The old man seized his newspaper very angrily. “Now run along to bed,” he said. “If you want to persuade a self-confessed prisoner to withdraw her confession, then you can wait a long time for permission to visit her. And you won’t be allowed to write to her, either, which is to say, she won’t get your letter. You certainly have a nerve. You want me to help you to visit her secretly. No, you go home. I’ve had enough.”

Pagel stood there, uncertain. “But it does happen sometimes that someone confesses to a thing he hasn’t done. I’ve often read it.”

“So you’ve read that, have you?” asked the old man almost venomously. “Then let me tell you, young fellow, anyone who makes a false confession has always been up to something worse.
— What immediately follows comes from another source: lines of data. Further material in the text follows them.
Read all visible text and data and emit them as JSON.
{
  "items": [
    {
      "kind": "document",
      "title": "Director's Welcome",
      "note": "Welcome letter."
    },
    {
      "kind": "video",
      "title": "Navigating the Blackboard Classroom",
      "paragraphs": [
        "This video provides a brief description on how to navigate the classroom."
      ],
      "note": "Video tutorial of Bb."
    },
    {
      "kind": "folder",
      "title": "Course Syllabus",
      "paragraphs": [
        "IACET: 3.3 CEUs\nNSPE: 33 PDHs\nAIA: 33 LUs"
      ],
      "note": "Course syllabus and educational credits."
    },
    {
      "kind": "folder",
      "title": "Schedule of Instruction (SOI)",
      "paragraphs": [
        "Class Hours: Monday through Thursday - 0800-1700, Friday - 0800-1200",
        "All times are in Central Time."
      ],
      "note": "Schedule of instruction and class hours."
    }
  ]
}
Yes, a man confesses to housebreaking because at the same hour he committed a murder. That’s how it is. And if your girl-friend’s confessed, then she’ll very well know why. I wouldn’t do any persuading if I was you. Otherwise she’ll find herself in a worse mess.” The old man squinted angrily at Pagel through his pince-nez.

Pagel, however, stood as if thunder-struck. New light had been thrown on Petra’s confession. Yes, she had confessed to street-walking in order to escape something worse; she had confessed to street-walking in order to escape him. Prison was better than living with Wolfgang Pagel. Faith lost, confidence lost—gone from him, gone from the world, away from the intolerable to that which could be tolerated! A big win lost again—gone, vanished.…

“Thank you very much,” he said very politely. “You have given me good advice.” And he went slowly down the passage, followed by the old man’s suspicious glance.

It was the right hour to fetch his things from Tannenstrasse. At this hour his mother would certainly not be expecting him; she would be sound asleep. In Alexanderplatz he would certainly find a taxi. Thank God that Studmann had lent him some money. Studmann, the non-gambler, the only capitalist; Studmann the helpful. He could almost think of Studmann and Neulohe with pleasure.